In Kyiv, von der Leyen held talks with Zelenskiy where she told him Ukraine's accession process to the European Union was well on track.

"It's impressive to see the speed, the determination, the preciseness with which you are progressing," she said.

Ukraine became a candidate to join the EU in June.

Von der Leyen said "you have your European friends by your side as long as it takes."

Russians fortifying

After a week of rapid Ukrainian gains, Ukrainian officials said Russian forces were fortifying defences and it would be hard to maintain the pace of the advance.

Putin has yet to comment publicly on the setback suffered by his forces in northeastern Ukraine this month. Ukrainian officials say 9,000 sq km (3,400 sq miles) has been retaken, territory about the size of the island of Cyprus. Russian troops have abandoned dozens of tanks and other armoured vehicles in haste.

Footage shot by Reuters on Thursday in the eastern town of Kupiansk, which Ukrainian forces recaptured last week, showed many buildings had been damaged or burned out.

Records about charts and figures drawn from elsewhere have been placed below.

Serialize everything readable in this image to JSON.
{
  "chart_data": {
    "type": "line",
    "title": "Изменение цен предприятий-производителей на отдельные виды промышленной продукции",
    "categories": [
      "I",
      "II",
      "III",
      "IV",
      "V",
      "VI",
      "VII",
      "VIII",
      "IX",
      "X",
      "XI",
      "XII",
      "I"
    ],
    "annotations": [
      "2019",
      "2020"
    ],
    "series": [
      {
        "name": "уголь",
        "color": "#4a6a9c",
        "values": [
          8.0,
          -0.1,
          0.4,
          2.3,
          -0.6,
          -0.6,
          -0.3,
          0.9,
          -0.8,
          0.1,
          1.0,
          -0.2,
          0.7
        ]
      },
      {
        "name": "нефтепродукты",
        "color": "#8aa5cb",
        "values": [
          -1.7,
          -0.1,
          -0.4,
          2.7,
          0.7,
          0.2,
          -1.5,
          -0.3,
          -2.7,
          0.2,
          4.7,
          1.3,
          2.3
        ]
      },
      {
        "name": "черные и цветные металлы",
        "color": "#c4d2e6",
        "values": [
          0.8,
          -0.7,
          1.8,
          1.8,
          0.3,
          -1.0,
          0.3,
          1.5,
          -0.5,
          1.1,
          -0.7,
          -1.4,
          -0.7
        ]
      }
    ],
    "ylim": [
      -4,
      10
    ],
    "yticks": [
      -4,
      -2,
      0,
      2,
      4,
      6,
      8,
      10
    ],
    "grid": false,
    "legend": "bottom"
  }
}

"No electricity, no communications … if there were communications we could at least talk to family. If only there hadn't been all this bombing with everyone in their basements," said one man.

The speed of the advance has lifted hopes of further gains before the winter sets in.

But Serhiy Gaidai, governor of Ukraine's eastern Luhansk region, said it would still be a tough fight to wrest control of his region back from Russia, which recognises it as an independent state controlled by separatists.

There was no let-up either in Russia's daily missile strikes, a day after it fired cruise missiles at a reservoir dam near Kryvyi Rih, Zelensky's hometown in central Ukraine.

Authorities in Kryvyi Rih are working to repair the damage and as a result water levels are receding, said Kyrylo Tymoshenko, deputy head of the presidential administration.

Ukrainian forces repelled three Russian attacks north of the city of Donetsk on Thursday, the armed forces' general staff said in a Facebook post.

Russian forces had launched attacks on several settlements on the Kharkiv frontline in the past 24 hours, the General Staff of Ukraine's Armed Forces said.

Reuters was not able to verify battlefield reports.